しかし現状では、保護者や地域住民のサポートを受けることに消極的な学校がまだまだたくさんあります。保護者や地域住民の中には、社会でみっちりとキャリアを積み、教師にはないスキルを持つ人がたくさんいます。特に、これからは団塊の世代が定年を迎えて地域社会に戻ってきますから、その力をおおいにお借りしたいものです。
確かに、学校に対して過剰な期待を寄せる保護者がいるのも事実です。勉強も躾(しつけ)も学校の役割と思い込み、「早寝早起きができないから指導してほしい」といった、本来家庭ですべきことを学校に要求する保護者もいるでしょう。しかし、教科指導のプロとして授業を面白くすることに専念するのが教師の役割です。それをしっかりこなしているという自負があれば、ときには「それは家庭の役割です」と毅然(きぜん)とした態度をとることも必要です。
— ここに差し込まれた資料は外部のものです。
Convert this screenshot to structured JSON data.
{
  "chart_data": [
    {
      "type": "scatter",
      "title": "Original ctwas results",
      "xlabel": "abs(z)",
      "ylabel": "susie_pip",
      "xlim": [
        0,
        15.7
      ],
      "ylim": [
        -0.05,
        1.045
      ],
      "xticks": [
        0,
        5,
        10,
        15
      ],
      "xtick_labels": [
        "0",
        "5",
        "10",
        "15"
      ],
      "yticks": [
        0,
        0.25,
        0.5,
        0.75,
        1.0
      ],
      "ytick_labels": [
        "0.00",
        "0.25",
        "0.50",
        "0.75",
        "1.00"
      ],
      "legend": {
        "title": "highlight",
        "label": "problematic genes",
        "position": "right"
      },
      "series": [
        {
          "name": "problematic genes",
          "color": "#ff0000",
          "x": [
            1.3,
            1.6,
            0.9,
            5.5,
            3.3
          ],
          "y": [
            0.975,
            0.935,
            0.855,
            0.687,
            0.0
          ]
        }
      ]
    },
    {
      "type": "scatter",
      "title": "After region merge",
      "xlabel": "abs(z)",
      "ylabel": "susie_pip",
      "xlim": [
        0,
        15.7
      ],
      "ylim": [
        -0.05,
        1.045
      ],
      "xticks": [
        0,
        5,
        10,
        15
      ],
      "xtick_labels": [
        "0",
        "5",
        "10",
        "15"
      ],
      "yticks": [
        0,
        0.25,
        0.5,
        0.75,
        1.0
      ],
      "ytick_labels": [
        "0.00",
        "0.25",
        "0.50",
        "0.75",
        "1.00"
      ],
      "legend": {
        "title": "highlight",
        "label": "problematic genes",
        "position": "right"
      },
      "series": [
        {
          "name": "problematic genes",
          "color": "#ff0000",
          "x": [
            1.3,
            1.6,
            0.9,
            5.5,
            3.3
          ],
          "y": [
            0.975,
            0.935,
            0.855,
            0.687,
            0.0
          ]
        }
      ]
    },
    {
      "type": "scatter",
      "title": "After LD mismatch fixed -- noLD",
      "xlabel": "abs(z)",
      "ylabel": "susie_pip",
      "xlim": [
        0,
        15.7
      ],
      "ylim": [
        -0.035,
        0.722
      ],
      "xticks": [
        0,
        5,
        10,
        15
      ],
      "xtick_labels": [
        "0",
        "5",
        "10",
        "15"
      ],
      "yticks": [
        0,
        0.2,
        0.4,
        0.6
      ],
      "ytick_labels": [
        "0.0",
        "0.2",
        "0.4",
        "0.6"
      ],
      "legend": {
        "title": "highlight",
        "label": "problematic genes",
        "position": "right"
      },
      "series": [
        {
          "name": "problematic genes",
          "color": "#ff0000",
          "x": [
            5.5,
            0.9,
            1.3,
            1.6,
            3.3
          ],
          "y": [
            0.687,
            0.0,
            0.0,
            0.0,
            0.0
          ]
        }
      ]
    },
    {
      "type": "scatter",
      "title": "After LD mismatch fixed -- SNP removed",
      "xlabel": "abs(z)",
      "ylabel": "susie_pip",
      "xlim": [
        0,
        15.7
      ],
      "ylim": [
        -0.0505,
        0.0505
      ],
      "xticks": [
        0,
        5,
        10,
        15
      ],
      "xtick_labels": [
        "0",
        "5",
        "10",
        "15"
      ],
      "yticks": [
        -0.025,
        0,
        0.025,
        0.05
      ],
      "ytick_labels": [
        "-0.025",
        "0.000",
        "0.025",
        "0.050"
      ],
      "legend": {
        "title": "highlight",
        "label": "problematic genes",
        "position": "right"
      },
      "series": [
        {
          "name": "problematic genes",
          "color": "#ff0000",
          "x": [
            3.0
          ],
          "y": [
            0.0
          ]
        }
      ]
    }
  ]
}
こうした姿勢は、今後、学校と保護者が新しい関係を築いていく上でとても重要になります。
そして、教師が持っていない知識やスキルに関しては、謙虚な気持ちを持って、保護者や地域住民に協力してもらう。こうした関係が教師と保護者に相互尊重の意識を芽生えさせ、学校と保護者、そして地域社会が一体になっての子育てを可能にするのではないでしょうか。